If one considers the public well-being as the raison d’etre for regulating food establishments, the use of HACCP and ISO combined to encompass all food safety and food quality issues should enhance consumer confidence that the establishments and regulators are in fact working in their best interest. But is this always the case?
With consumer confidence, establishments should be more at ease and be more open in their dealings. This, in fact, is necessary. In order for any food system to function with precautionary policies, as well as for due diligence to be effective, transparency is a must. Transparency is the only way to build good faith, and without good faith and trust it is impossible to work HACCP and ISO successfully.
Consumers interact with industry and regulatory agencies in many ways:
Establishments are willing to share some, but not all information regarding the safety of their food with consumers. Regulatory agencies as well sometimes don’t make all information with regard to food safety in establishments available to the public.
USDA and establishments often are not transparent with each other with regard to information. That is the purpose for the presence of 9CFR 500, Rules of Practice.
USDA personnel in two separate but nearby plants or even between two shifts in the same plant are not open with each other. For meaningful enforcement, there must be consistency and uniformity, and for this to happen; there must be communication.
Finally, there must be openness between the USDA field personnel and the upper supervisory levels, in order to accomplish the mission of the agency, and that doesn’t always happen. Again, good communication must take place.
The weakest link in any regulatory situation is transparency and openness, and this is demonstrated most prominently during the BSE situation in England in the late 1980s and early 1990s. In order to keep the public informed, all interested parties must be given a chance to respond to problems.

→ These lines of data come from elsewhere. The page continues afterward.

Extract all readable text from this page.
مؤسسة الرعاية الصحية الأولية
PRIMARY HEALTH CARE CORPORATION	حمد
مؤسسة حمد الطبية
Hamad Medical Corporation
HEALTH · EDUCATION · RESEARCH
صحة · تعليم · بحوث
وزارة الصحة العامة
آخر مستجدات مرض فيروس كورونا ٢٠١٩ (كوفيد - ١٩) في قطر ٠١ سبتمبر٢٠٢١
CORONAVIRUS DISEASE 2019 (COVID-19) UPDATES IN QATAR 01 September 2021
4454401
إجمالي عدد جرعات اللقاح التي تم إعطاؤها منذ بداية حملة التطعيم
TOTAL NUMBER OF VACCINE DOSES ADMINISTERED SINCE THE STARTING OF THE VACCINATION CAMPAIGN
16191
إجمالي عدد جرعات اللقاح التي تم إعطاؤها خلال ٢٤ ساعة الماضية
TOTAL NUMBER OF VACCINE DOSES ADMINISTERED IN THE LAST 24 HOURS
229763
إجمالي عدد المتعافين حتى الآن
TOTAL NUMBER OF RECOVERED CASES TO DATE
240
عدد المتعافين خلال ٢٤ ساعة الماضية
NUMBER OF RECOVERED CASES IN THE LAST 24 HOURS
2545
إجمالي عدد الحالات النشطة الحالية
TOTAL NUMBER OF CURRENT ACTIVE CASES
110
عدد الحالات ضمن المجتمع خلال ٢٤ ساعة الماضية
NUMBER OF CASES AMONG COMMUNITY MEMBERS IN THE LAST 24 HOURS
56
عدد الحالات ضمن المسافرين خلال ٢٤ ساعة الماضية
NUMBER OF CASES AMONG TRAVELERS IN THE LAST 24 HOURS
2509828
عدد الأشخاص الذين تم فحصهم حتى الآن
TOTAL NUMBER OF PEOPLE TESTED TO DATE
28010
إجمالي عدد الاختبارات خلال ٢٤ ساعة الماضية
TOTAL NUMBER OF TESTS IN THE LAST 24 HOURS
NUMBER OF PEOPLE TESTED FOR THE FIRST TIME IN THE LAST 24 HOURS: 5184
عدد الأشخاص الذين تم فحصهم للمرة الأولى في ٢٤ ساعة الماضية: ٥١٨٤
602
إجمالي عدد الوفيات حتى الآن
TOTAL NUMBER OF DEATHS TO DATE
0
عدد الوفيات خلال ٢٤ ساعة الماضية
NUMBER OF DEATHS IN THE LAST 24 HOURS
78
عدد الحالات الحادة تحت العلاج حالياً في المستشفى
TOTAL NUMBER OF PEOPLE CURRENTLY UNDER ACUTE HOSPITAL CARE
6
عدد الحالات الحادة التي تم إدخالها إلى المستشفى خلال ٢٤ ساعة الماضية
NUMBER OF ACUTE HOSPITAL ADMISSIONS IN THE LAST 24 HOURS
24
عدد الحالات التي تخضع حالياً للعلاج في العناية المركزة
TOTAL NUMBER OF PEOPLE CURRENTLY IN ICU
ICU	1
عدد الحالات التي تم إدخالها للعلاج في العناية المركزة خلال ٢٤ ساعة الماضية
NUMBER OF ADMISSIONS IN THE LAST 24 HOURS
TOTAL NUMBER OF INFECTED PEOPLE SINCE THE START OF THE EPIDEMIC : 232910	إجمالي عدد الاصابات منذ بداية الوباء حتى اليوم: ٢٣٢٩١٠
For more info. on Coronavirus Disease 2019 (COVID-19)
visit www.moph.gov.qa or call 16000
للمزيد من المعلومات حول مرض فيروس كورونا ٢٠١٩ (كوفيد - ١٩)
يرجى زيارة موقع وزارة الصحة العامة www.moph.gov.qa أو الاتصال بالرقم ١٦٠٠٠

During the BSE crisis in England, this didn’t occur. The main complaint in England was that consumers were not kept in the loop of information when the situation with BSE certainly concerned them. The ensuing furor was so strong that The Food Safety Act and its enforcing agency, the Food Safety Agency, were born. The FSA has since developed into an independent agency, with various committees. Its purpose is to keep the public informed of food safety and sanitation issues, as well as provide regulators with authority for enforcing the given regulations. In the US, while there are links that consumers can log onto on the USDA and FSIS websites, and while there are programs such as Fight-Bac and Thermy which provide public education, the consumer still is not fully aware of what goes on in the world of both industry and regulatory agencies.
Keeping Consumers in the Loop vs. Food Security
The reason given by both industry and the regulatory agencies concerning consumers is this. Not all information need to or get to consumers. Why? After all, isn’t it in the best interest of consumers to know methods for reducing pathogens and how these work on pathogens? Perhaps not, for some information that regulators, academians and those in industry may be aware of may not be within the best interest of the general public to be made aware of and may in fact be dangerous to the security of local, state or even national security.
Who decides what information is important? Should that be the government? Or should an independent body, similar to FSA, decide what is in the best interest of the public? That is a dilemma that will be hard to solve. On one hand, one deals with public trust of the government, regulators, academians and industry. On the other hand, there are certain members of society that would want to do harm to the public for the promotion of a cause. It becomes the task of those in public service to use best judgment in relating to the public what it needs to know to be in the best of health, while exercising care that no one is able to use such public knowledge and get access to research from universities and industry that he/she would use for his/her own means to everyone’s detriment. Securing the food supply is a hard road for government and industry alike.